Hold Me Tight ( boyslove)

pertemuan keluarga yang membosankan



pertemuan keluarga yang membosankan

0Ingat pesan yang membuat ia tersenyum di pertemuannya dengan Max siang itu...? Pesan yang membuat ia kegirangan hingga berusaha secepat mungkin mengakhiri pertemuan canggung antar pewaris tahta yang membosankan.     
0

                 

Waktunya tinggal lima belas menit dan ia masih saja terjebak dalam macetnya kendaraan. Semua ini gara- gara pria dengan wajah kaku itu, ia terus saja membuat topik perbincangan yang sama sekali tak ia mengerti. Bodohnya lagi pria itu malah menjawab sendiri pertanyaannya seakan pria itu tau jika Nathan sedang terburu- buru dan ia coba mengulur waktu.     

                  

" Brengsek!" Umpat Nathan mengingat seringai puas Max saat ia pergi dari restoran mewah itu dengan berlari kencang.     

                  

" Apa ada yang salah tuan?" Tanya mang aryo, saat melirik geliat gusar dari sang majikan.     

                  

" Tidak, kau berusahalah secepat mungkin untuk sampai tujuan jangan pedulikan aku," perintahnya dingin.     

                  

Setelah melewati perjalanan,  Nathan tak mempedulikan lagi sang supir, ia berlari memasuki apartemen dan menekan tombol 15 di lift.

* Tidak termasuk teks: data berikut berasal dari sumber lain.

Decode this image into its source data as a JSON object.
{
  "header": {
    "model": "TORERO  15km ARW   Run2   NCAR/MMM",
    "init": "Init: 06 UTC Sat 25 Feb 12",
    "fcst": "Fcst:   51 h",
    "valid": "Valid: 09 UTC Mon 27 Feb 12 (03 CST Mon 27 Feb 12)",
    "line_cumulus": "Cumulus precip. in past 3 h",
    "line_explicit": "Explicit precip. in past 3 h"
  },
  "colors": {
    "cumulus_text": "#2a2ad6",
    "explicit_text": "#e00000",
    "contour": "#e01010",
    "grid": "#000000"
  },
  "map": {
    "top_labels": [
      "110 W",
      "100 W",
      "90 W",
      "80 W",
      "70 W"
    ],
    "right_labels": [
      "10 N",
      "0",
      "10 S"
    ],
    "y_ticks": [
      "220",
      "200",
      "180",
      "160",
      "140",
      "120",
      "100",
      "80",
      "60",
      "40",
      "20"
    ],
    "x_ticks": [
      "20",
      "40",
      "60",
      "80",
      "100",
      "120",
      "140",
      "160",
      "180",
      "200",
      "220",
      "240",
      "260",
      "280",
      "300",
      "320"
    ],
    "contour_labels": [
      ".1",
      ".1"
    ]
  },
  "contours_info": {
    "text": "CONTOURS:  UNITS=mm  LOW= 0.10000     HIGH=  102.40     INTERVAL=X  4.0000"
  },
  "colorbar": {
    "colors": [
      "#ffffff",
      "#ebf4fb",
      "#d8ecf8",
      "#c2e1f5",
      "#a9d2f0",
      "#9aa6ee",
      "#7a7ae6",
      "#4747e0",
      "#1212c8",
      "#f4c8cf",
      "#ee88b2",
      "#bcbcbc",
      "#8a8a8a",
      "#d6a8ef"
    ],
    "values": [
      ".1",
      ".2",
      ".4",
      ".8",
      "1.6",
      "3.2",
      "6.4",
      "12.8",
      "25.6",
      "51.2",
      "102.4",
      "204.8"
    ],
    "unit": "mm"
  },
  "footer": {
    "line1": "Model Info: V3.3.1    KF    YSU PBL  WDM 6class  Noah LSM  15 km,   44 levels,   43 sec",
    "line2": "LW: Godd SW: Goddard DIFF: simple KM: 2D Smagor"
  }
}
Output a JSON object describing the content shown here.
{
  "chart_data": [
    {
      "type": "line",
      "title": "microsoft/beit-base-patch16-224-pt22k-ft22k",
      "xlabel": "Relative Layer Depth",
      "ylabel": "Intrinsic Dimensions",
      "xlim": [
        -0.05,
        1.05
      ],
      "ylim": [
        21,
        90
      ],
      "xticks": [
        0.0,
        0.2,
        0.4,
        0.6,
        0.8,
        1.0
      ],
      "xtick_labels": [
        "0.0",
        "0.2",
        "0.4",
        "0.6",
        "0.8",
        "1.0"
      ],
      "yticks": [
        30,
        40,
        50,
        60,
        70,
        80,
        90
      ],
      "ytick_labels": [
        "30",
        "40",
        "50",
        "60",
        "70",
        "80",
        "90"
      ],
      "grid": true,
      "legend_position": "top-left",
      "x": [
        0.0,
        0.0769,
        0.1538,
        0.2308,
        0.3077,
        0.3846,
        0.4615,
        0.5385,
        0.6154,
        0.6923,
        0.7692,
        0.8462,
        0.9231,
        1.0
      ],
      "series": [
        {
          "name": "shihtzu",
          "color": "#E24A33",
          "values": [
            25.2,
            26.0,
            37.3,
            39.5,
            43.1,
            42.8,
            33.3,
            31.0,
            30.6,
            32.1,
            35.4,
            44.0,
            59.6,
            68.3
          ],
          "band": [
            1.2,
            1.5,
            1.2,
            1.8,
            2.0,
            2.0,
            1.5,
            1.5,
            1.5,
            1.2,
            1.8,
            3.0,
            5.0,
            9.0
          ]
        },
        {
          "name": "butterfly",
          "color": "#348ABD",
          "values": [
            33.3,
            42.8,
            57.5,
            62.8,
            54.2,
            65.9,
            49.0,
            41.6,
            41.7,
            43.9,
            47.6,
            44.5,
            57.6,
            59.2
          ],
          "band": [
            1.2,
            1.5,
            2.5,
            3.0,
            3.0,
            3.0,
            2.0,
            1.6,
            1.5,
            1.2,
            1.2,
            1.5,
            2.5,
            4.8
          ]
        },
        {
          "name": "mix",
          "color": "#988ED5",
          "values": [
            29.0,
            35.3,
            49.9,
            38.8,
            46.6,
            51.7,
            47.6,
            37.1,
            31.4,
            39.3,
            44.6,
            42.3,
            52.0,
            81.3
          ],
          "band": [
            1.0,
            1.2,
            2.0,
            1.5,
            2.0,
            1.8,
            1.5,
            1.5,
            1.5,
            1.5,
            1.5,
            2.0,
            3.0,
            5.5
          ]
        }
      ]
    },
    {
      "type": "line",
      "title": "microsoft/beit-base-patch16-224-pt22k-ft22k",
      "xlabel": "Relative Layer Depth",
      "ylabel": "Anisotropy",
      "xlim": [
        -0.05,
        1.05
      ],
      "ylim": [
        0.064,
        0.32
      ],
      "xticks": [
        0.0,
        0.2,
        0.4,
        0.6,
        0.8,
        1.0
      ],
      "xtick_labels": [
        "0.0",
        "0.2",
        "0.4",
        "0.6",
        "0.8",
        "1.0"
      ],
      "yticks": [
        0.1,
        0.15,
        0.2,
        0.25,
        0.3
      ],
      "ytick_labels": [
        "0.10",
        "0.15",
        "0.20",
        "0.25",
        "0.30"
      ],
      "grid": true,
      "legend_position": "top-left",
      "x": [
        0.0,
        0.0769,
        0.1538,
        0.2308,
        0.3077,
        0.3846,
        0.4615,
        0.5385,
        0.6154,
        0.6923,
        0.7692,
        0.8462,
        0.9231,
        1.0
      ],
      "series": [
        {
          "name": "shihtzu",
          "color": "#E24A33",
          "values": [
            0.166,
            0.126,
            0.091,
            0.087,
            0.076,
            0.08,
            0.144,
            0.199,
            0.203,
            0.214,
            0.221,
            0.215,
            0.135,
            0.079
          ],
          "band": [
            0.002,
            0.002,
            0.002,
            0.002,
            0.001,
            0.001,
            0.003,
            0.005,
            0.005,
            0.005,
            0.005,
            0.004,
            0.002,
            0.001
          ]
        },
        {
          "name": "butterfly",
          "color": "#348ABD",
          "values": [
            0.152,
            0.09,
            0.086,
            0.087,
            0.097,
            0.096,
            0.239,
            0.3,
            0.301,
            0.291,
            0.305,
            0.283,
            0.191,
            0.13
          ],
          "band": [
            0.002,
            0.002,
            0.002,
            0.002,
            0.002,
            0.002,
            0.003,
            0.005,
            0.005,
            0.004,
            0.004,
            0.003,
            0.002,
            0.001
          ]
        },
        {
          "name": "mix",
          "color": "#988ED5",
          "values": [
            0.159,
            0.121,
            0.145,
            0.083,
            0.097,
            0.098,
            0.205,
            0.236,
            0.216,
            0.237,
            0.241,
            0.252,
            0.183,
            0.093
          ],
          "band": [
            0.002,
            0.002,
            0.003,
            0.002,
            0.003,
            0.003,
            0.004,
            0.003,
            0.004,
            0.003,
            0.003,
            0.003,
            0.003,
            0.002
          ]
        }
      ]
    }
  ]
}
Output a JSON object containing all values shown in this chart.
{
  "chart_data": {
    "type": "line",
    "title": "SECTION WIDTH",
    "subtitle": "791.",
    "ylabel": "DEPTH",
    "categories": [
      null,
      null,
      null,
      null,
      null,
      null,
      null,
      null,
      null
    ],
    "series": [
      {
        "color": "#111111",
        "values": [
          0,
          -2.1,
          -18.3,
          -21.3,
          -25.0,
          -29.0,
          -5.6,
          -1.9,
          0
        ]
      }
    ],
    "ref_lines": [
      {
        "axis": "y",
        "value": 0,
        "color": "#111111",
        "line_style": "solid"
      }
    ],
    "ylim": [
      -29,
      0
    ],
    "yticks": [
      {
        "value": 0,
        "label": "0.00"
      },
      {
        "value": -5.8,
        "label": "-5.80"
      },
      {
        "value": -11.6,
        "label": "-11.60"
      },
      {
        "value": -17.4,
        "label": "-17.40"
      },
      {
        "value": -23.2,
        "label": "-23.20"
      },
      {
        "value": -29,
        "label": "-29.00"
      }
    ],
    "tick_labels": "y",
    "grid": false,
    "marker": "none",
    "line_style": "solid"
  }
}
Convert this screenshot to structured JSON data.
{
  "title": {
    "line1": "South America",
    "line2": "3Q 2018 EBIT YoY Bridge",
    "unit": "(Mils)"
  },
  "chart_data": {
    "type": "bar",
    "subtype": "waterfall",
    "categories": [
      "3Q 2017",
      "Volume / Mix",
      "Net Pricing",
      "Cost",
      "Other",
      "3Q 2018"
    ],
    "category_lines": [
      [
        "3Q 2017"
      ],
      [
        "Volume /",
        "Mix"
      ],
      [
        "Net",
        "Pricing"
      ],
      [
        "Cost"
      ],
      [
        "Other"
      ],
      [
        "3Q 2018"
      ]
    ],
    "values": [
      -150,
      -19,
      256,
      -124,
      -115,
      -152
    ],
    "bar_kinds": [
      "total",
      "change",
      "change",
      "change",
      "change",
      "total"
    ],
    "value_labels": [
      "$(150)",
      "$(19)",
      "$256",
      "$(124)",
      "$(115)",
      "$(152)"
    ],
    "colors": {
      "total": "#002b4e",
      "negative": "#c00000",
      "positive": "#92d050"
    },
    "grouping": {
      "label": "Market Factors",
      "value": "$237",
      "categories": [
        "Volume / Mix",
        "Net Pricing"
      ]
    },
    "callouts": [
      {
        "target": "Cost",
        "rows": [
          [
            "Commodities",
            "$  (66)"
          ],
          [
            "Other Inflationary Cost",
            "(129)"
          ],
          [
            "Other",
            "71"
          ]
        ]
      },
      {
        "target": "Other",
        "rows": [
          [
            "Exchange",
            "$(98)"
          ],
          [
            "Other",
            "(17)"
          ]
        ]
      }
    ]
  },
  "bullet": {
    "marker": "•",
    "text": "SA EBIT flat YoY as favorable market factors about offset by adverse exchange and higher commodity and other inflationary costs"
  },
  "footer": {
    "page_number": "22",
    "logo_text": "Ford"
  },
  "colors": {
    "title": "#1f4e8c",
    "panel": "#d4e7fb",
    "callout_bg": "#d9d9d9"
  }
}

Mengetuk pintu nomor 517 dan mendapati sang pujaan hati mengerucutkan bibir menyambutnya di ambang pintu.     

                  

" Telat. Aku rasa kamu meremehkan marahnya aku, ya?" Ucap Rian dengan nada sengit. Tangannya bersendekap dan menatap tajam dirinya.     

                 

" 5 menit, babe... Kamu tau ini jakarta, kan? Macet. Lagian aku tadi habis dari pertemuan penting,"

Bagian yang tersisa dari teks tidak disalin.